Las experiencias antiguas generan señales de interferencia. Heridas de contextos neurotípicos, de la infancia, de relaciones anteriores... producen señales de error que no encajan con la realidad actual. El cerebro autista puede reconocer esta discrepancia: este miedo no pertenece aquí. Proviene de otro modelo que se construyó sobre otros datos. Eso no significa que el miedo no sea real. Es real. Pero pertenece a otro conjunto de datos. Y el cerebro puede aprender a asignar la fuente, si recibe el espacio y el tiempo para ello.

En términos de procesamiento predictivo: las predicciones antiguas, basadas en heridas previas, colisionan con los nuevos datos de la relación actual. El sistema necesita tiempo para sobrescribir los modelos antiguos. Pero la decisión consciente permanece intacta porque se tomó sobre una base de datos separada.

Incluso con el paso del tiempo, la decisión se mantiene estable si el estado de los datos la respalda. No es terquedad. Es integridad del modelo interno.

Una decisión cuya base de datos no sea refutada puede durar toda la vida. No es aferrarse al pasado. Es la consecuencia lógica de un sistema que no actualiza las decisiones según tendencias sociales, sino según los datos.

Por qué la flexibilidad en las decisiones significa algo distinto

La flexibilidad neurotípica suele ser un compromiso social. Alguien adapta una opinión porque el grupo lo espera, porque la armonía es más importante que la consistencia, porque "no ser tan cuadriculado" se considera una virtud.

La flexibilidad autista funciona de otra manera. Requiere una reconstrucción completa del modelo. No se cambia una opinión, sino que todo el sistema que se construyó sobre esa opinión debe ser recalibrado.

El coste de este proceso se hace visible a través de la interocepción (la percepción de las señales internas del cuerpo). Las personas autistas informan de síntomas físicos ante revisiones forzadas de decisiones: náuseas, dolor de cabeza, agotamiento. No es una reacción emocional. Es la manifestación física de una reconstrucción cognitiva. La reconstrucción no afecta solo a esa decisión. Afecta a todas las predicciones, rutinas y comportamientos que se construyeron sobre ella. Por eso el gasto de energía es tan alto, y por eso las personas autistas suelen necesitar días de recuperación tras una revisión forzada.

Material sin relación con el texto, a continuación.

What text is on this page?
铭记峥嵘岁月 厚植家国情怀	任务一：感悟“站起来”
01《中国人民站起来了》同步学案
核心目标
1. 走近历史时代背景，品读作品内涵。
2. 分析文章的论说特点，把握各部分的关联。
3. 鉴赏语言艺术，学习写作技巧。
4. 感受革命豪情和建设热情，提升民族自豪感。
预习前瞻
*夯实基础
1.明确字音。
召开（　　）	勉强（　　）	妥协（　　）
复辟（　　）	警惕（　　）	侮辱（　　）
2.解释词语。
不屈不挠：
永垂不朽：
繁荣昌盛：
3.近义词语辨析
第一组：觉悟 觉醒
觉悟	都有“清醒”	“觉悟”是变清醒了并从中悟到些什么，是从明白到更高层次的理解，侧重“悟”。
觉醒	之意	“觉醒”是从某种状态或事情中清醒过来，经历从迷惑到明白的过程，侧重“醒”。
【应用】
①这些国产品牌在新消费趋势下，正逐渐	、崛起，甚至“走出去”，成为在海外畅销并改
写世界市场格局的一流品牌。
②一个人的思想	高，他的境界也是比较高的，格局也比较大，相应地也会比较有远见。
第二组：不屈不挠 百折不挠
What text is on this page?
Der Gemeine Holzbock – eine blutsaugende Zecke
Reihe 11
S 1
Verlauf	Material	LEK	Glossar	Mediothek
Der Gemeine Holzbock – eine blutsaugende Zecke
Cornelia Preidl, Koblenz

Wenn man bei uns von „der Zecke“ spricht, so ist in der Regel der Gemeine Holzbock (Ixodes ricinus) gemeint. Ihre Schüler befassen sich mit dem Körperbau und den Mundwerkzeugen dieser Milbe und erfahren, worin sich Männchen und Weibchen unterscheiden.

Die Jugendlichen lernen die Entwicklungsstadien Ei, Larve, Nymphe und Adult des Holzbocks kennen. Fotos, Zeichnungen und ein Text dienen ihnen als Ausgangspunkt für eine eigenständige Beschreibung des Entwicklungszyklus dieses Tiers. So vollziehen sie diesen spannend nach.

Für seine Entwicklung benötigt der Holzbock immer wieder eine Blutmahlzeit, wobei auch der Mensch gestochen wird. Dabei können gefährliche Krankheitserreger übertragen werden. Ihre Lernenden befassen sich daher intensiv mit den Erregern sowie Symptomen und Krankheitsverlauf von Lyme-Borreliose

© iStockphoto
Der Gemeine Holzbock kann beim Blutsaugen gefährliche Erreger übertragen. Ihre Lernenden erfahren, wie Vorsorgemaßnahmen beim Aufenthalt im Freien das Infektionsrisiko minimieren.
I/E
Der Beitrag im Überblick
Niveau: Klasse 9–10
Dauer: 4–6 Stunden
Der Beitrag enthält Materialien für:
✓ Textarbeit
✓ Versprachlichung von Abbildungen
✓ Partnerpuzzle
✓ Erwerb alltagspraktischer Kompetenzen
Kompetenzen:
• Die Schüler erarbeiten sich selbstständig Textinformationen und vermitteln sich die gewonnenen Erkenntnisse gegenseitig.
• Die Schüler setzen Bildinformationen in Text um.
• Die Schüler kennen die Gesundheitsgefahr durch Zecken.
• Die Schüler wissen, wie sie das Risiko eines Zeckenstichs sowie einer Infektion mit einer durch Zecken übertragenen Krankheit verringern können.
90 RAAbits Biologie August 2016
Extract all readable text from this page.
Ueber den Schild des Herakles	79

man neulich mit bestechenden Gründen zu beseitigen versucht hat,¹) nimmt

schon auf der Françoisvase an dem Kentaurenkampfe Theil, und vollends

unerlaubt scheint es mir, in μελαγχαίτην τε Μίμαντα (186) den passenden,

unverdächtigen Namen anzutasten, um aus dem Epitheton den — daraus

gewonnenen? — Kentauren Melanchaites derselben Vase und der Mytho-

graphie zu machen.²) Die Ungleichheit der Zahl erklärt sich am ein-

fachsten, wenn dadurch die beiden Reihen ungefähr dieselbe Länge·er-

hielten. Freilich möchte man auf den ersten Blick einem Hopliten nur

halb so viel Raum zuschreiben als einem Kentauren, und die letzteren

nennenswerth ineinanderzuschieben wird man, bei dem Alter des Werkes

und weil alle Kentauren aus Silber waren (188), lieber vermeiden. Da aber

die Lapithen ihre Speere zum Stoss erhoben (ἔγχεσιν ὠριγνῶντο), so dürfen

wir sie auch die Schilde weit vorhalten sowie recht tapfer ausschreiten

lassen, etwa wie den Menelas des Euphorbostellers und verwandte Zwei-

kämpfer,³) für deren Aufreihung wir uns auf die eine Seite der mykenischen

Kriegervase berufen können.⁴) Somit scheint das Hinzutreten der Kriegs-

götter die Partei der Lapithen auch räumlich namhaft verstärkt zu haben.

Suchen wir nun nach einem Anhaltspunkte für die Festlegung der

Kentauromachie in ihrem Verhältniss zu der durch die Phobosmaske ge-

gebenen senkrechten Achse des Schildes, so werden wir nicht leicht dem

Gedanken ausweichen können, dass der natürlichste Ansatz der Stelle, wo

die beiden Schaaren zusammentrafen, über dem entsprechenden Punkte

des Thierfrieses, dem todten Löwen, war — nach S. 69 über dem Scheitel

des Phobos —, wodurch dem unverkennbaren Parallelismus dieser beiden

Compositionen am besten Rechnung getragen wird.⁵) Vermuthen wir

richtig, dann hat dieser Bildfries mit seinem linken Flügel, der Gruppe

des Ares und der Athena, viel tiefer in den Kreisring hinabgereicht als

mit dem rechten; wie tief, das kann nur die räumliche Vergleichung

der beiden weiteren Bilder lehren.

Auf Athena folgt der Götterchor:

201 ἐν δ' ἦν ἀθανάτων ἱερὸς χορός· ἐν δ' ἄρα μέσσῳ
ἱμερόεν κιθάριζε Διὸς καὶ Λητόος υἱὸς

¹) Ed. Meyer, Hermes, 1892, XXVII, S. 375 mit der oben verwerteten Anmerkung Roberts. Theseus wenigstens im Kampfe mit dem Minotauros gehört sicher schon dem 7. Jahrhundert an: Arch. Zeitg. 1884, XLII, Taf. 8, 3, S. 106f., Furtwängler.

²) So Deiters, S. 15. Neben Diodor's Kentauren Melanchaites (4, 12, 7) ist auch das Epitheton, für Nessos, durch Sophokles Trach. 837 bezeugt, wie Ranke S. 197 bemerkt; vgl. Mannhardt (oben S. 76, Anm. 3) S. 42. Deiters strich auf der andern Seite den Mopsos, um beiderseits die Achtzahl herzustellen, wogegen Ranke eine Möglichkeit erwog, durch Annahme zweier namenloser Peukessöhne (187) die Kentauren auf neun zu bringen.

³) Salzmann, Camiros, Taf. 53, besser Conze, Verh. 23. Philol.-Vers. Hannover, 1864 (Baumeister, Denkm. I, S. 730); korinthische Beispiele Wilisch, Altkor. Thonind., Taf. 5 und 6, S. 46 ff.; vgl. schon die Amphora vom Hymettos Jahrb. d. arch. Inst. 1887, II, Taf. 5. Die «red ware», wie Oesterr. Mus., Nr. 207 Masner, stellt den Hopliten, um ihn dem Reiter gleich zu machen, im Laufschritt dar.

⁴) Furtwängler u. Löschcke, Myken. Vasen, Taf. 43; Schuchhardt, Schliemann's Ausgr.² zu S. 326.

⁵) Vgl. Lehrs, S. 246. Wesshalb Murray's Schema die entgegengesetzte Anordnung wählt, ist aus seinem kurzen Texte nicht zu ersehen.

La solución no consiste en hacer a las personas autistas "más flexibles". Reside en la adaptación del entorno: menos cambios arbitrarios. Más previsibilidad. Y si un cambio es necesario: aportar datos, no presión.

Cuando la determinación no encaja con los datos

A veces, una persona autista toma una determinación bajo un estado de sobrecarga. El sistema nervioso está al límite, la capacidad cognitiva agotada, y el cerebro recurre al modelo más antiguo disponible, incluso si ese modelo se basa en datos obsoletos.

La determinación se siente correcta en ese momento. Pero cuando la sobrecarga disminuye y el cerebro empieza a contrastar la determinación con el estado real de los datos, surge una discrepancia. Esto no es una señal de indecisión. Es el cerebro sometiendo su propia determinación a un control de calidad.

Este proceso requiere tiempo. A veces días. A veces semanas. La revisión de una determinación tomada bajo sobrecarga no es un arrepentimiento. Es la corrección de una señal de error mediante datos mejores.

Qué significa esto para la interacción

No hagas promesas que no puedas cumplir. Ni por cortesía, ni como intención, ni como dirección aproximada. Si no estás seguro, dilo.

No califiques las decisiones como terquedad. La estabilidad de una decisión autista no es una debilidad de carácter. Es una característica de su arquitectura.

Si una revisión es necesaria: aporta datos nuevos. No argumentos emocionales, no intentos de persuasión, no un "pero todo el mundo lo hace así". Explica qué información ha cambiado y por qué la antigua decisión ya no funciona bajo las nuevas condiciones.

"Tengo información nueva que afecta a tu decisión. ¿Puedo enseñártela?" funciona. "Venga, piénsalo de forma sensata" no funciona.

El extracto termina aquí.